Too Busy to Breathe? Congratulations, You Are the New Elite

Social Commentary

Too Busy to Breathe? Congratulations, You Are the New Elite

Illustration: Shruti Yatam

M

y friend, when asked where he lives, always says Bandra. Just Bandra. When asked the natural Bombay question: East or West, he changes the topic. Because he lives in Bandra East. And saying that, is how a Tinder right swipe turns to a left.

Bandra West, like South Delhi, or New Alipore, or Banjara Hills, is not just an address: It’s a status symbol. A status symbol is a valuable asset. It announces your bank balance without revealing it. It’s a gentle reminder to others of your high social standing, and makes sure they know theirs.

Over the centuries, status symbols have come a long way – from a palace, a mistress, gold and jewels, to dining with gora sahibs, playing polo, owning a racehorse, to flying business class, owning a Gucci bag, or having single malt. Fluency in English remains, as far as I can remember, the most enduring of status symbols. The others have been transient.

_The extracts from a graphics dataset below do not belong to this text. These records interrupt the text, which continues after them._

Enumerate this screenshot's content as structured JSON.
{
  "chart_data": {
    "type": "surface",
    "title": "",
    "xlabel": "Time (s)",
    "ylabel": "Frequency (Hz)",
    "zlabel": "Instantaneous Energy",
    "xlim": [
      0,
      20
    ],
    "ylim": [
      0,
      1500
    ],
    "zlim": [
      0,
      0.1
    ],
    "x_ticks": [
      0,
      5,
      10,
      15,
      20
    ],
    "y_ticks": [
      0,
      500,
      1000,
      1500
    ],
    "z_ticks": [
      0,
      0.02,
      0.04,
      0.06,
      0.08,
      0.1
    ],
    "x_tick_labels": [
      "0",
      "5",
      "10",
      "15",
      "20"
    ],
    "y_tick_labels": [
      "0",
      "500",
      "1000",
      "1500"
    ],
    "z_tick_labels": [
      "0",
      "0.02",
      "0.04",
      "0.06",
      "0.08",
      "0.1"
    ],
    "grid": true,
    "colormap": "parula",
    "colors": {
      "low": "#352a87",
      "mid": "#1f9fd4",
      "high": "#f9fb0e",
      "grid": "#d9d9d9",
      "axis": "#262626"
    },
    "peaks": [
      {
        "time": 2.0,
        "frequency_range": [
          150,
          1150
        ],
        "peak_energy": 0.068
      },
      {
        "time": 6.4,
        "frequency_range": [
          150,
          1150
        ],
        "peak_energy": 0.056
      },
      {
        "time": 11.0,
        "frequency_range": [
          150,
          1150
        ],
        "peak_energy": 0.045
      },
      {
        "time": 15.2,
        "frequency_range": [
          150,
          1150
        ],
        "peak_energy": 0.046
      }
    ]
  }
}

In the ’90s, being woke meant being able to sing along to a Nirvana or a Pink Floyd song. Or being able to be quote from MIB or claiming to understand The Matrix. Times changed and the symbols have shrunk. Houses were things our parents owned and we only aspired to. Home decor as a status symbol would come later and soon give birth to dusting as a profession.

We no longer wanted things money could buy. We only wanted the “everything else” that was priceless.

This was in the noughties. Soon owning a BlackBerry was what separated the qwertys from the abcs who owned Nokia 3310s. While the latter merely messaged, the former chatted. For free. These golden people symbolised our hope for entry into this sleek world of tech. These were also the guys who first went and got a host of white and shiny Apple things – an iPod, then a MacBook Pro, a MacBook Air. Then along came EMIs and fucked it up for everyone.

Now, everyone owns a house in Bandra or a BMW and has a club membership. Today, our house helps have maids and interns carry MacBooks. When money-for-all came through the door, expensive status symbols went running out. We now needed new symbols so we turned to Mastercard for inspiration: We no longer wanted things money could buy. We only wanted the “everything else” that was priceless.  

So when money stopped being our criteria, obscurity found its place in the sun. It was even better. We didn’t go to Europe anymore, Kesari did that. We needed to spend an afternoon in a café on a non-descript street in Eastern Europe. Monastery-hopping in Ladakh was done, volunteering on an organic farm in Spiti became the thing. London became too mainstream, we needed to vacation in Tabriz.

Obscurity gave way to scarcity and with that I think we’ve arrived at the final status symbol, the one that beats Tabriz: The most-scarce commodity today, i.e. time.

Time is to us what gold is to Bappi Lahiri. We’re all straining to be part of the “frightfully busy, dead-on-our-feet, too-fucked-to-eat” movement. And if we’re not part of it yet, then we make a good job of projecting that we are. So we enter airplanes with a Styrofoam cup alternating glances between seat numbers and our phones, and we don’t return calls and skip lunch breaks in a passive-aggressive display of this currency that is hot today. But may not be tomorrow.  

I don’t know where we’re going from here. As far as my parents are concerned, we’ve pretty much hit rock bottom. But I suspect we have yet another few degrees to go.  

And the future is already creeping in through the door in the form of wildly edgy status symbols like depression, anxiety, OCD, and ADHD. People will claim it just to sound cool and important. Asking for leave at work because of a fever isn’t good enough; we need something deeper, more intense – we need depression. And to get over it, we need validation. For which we will need to feed the hungry in sub-Saharan Africa, which may yet emerge as another status symbol.

From being proof that you were doing well in life, the status symbol will have evolved to doing good in life. Good for the people, for the planet, for the environment. Doing good is the new doing well and everyone wants to be seen at this party.

As pathetic as that makes us sound, some good will come of it. In trying to make the saviour sexy, we may have arrived at a new low as far as motivations go. But I’m guessing someone will be saved.

Except Bandra East, of course. There’s no hope for that.